Reputation: 729
I have html content like the following...
<table>
<tr>
<td>xyx...</td>
<td>abc....</td>
<td><span><h3>Downloads</h3></span><br>blah blah blah...</td>
</tr>
<tr>
<td><h3>Downloads</h3>again some content.</td>
<td>dddd</td>
<td>kkkl...</td>
</tr>
</table>
Now am trying to delete 'td's if it has the word 'Downloads' anywhere in the content. After some research on internet I can get something executed and the code is as follows...
$res_text = 'MY HTML';
# Create a DOM parser object
$dom = new DOMDocument();
# Parse the HTML from Google.
# The @ before the method call suppresses any warnings that
# loadHTML might throw because of invalid HTML in the page.
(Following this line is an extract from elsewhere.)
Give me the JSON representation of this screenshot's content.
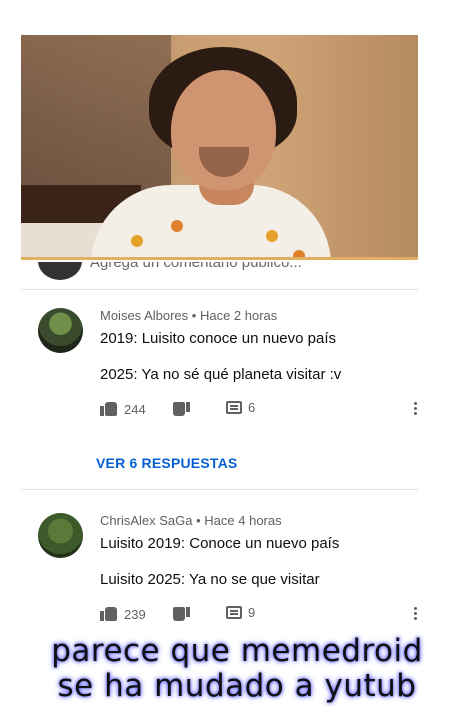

@$dom->loadHTML($res_text);
$selector = new DOMXPath($dom);
$results = $selector->query('//*[text()[contains(.,"Downloads")]]');
if($results->length){
foreach($results as $res){
$res->parentNode->removeChild($res);
}
}
This does deletes the word 'Downloads' with its current parent node <span>
or <p>
, but I wanted the whole <td>
should be deleted along with the content.
I tried...
$results = $selector->query('//td[text()[contains(.,"Downloads")]]');
but it's not working. Can some one tell me how can I get it?
Upvotes: 2
Views: 91
Reputation: 11665
You don't need the text()
in your query, it should be:
$results = $selector->query('//td[contains(.,"Downloads")]');
The whole code:
$dom = new DOMDocument();
$dom->loadHTML($res_text);
$selector = new DOMXPath($dom);
$results = $selector->query('//td[contains(.,"Downloads")]');
if($results->length){
foreach($results as $res){
$res->parentNode->removeChild($res);
}
}
echo htmlentities($dom->saveHTML());
Upvotes: 2